= Omphales =

Ancient Greek tribe

The Omphales (Ομφάλες) were an ancient Greek tribe which inhabited the region of Epirus in antiquity. They were considered a subgroup of the Molossians or the Chaonians, while their precise location in Epirus is debated among scholars.

==History==
The Omphales were counted among the eleven tribes that lived in classical Epirus as listed by Strabo. They belonged to the northwestern Greek group of tribes. It is not certain whether they were part of the larger Epirote groups of the Chaonians or the Molossians.

By 370 BC, they were part of the Molossian state during the reign of Neoptolemus I of Epirus. As part of the Molossian koinon they participated in the executive council of the Molossian League; the synarchontes (συνάργοντες) with one member.
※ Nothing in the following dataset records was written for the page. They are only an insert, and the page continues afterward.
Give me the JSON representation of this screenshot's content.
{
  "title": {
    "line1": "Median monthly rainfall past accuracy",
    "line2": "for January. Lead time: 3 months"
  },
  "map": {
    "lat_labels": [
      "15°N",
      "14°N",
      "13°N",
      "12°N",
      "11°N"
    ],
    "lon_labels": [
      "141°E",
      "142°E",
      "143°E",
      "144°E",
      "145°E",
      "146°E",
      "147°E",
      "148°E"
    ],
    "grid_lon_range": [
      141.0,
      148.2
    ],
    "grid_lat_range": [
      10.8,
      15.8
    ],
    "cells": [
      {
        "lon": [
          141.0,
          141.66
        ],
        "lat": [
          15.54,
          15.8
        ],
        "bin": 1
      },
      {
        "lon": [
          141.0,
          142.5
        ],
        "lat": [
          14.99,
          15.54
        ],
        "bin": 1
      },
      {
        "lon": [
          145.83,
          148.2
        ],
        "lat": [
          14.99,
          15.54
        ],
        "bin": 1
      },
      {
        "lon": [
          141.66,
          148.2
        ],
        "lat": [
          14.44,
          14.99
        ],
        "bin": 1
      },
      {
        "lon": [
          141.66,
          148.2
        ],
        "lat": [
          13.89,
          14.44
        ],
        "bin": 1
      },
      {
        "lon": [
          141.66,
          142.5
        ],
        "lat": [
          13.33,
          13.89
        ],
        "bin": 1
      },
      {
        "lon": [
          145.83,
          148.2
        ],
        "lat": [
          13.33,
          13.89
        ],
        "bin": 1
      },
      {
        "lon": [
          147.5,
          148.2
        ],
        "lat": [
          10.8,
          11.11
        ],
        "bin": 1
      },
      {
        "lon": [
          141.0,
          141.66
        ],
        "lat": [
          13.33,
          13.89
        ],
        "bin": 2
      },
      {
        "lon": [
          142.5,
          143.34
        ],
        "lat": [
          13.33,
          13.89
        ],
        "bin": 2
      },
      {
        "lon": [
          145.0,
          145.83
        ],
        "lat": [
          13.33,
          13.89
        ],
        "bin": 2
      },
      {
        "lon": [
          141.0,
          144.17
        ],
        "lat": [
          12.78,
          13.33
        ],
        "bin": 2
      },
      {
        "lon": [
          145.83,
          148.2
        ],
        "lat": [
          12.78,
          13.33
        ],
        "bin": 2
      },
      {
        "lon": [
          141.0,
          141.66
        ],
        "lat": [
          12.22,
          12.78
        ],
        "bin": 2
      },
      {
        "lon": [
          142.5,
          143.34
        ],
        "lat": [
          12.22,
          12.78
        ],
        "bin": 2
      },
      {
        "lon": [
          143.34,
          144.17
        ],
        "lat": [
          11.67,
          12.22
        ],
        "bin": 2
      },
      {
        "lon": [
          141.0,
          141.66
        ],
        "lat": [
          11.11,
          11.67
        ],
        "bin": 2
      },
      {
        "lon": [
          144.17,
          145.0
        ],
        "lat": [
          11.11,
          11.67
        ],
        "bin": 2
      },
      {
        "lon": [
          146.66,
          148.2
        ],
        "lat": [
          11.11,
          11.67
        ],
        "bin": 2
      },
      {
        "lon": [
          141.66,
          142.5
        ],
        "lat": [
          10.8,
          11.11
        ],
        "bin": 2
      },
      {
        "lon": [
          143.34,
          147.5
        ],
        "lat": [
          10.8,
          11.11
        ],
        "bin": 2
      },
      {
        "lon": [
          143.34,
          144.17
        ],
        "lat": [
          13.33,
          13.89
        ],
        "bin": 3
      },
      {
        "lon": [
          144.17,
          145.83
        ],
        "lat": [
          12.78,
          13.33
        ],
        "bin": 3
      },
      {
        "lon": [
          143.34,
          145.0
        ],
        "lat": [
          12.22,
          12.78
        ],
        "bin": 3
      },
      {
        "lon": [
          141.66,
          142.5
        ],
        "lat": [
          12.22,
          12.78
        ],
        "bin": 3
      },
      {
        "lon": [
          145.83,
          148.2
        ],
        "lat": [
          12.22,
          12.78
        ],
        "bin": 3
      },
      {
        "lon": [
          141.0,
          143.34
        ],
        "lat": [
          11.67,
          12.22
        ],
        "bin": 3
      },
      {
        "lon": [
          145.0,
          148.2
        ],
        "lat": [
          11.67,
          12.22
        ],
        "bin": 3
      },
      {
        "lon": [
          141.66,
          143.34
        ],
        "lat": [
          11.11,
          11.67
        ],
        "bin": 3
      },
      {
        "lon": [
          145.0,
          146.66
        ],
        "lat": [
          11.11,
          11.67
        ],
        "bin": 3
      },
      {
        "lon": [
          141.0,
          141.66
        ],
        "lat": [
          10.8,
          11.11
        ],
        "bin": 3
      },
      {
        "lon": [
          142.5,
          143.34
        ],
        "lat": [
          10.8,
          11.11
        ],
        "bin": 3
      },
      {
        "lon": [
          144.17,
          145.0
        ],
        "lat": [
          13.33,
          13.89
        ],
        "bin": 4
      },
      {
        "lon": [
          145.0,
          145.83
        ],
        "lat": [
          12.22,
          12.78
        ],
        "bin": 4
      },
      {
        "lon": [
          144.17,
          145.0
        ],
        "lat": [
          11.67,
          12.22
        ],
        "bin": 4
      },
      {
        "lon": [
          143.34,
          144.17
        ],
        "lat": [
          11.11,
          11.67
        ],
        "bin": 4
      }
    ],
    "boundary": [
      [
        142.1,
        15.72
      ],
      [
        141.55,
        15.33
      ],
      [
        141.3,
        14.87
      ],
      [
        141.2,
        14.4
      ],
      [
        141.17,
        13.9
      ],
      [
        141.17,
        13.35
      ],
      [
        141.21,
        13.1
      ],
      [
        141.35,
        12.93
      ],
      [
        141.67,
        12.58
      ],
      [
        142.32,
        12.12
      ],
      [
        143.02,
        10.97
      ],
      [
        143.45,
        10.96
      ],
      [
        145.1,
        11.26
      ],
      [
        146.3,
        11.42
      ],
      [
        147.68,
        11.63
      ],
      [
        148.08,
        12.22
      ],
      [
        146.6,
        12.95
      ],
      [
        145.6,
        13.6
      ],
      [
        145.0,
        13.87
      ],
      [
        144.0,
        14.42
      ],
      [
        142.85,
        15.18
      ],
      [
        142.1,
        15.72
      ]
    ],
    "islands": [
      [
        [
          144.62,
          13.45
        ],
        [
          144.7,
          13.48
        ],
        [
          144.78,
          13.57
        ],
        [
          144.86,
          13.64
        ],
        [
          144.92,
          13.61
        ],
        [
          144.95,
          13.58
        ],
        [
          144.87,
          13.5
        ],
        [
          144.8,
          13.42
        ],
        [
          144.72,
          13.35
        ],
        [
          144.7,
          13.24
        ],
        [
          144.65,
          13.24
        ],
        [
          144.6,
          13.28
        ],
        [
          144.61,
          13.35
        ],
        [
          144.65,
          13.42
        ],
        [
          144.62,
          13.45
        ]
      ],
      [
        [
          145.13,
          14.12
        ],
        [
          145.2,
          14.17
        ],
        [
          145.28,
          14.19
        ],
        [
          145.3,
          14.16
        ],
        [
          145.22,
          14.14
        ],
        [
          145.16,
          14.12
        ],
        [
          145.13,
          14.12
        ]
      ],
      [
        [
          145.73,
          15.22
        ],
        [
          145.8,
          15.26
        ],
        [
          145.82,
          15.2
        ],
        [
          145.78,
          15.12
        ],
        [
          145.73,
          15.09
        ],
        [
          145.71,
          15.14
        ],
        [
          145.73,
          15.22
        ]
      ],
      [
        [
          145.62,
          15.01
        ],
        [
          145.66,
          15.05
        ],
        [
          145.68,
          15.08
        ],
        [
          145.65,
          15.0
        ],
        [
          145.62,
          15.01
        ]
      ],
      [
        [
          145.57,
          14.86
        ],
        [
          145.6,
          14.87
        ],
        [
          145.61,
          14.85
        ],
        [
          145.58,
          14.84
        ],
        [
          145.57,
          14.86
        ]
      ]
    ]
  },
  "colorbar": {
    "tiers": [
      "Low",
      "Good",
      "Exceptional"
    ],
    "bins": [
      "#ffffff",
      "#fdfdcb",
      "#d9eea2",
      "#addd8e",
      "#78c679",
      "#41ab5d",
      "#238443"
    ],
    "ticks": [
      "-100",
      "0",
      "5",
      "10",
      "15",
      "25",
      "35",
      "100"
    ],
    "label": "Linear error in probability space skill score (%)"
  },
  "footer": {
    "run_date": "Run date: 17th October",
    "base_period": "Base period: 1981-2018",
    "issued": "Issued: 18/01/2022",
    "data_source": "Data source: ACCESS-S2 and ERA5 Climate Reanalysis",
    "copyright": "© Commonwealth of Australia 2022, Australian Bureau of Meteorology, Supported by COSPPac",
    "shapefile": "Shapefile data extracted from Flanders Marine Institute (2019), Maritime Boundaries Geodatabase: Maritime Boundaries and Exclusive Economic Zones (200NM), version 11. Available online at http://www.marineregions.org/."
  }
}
Participation in the council of the Molossian synarchontes is again recorded at an inscription of 344 BC.

==Location==
The territory of the Omphales according to historians Nicholas G. L. Hammond and P. Cabanes was found between the Drino and Aoos rivers. Hammond states that they were a Molossian ethnos (tribe), while P. Cabanes suggests that they were a Chaonian one and were assosiacated with the unidentified Chaonian settlement of Ompalion. Both historians agree that they were located between the Chaonians and the Parauaei. Hammond additionally states that their area stretched from Old (Upper) Pogoni to Antigonia. Hatzopoulos disagrees on this and states that this area was inhabited by the Atintanes instead. Another view presented by Dakaris states that they were located at the region of Kestrine, at the north of the Thyamis river, in southern Chaonia.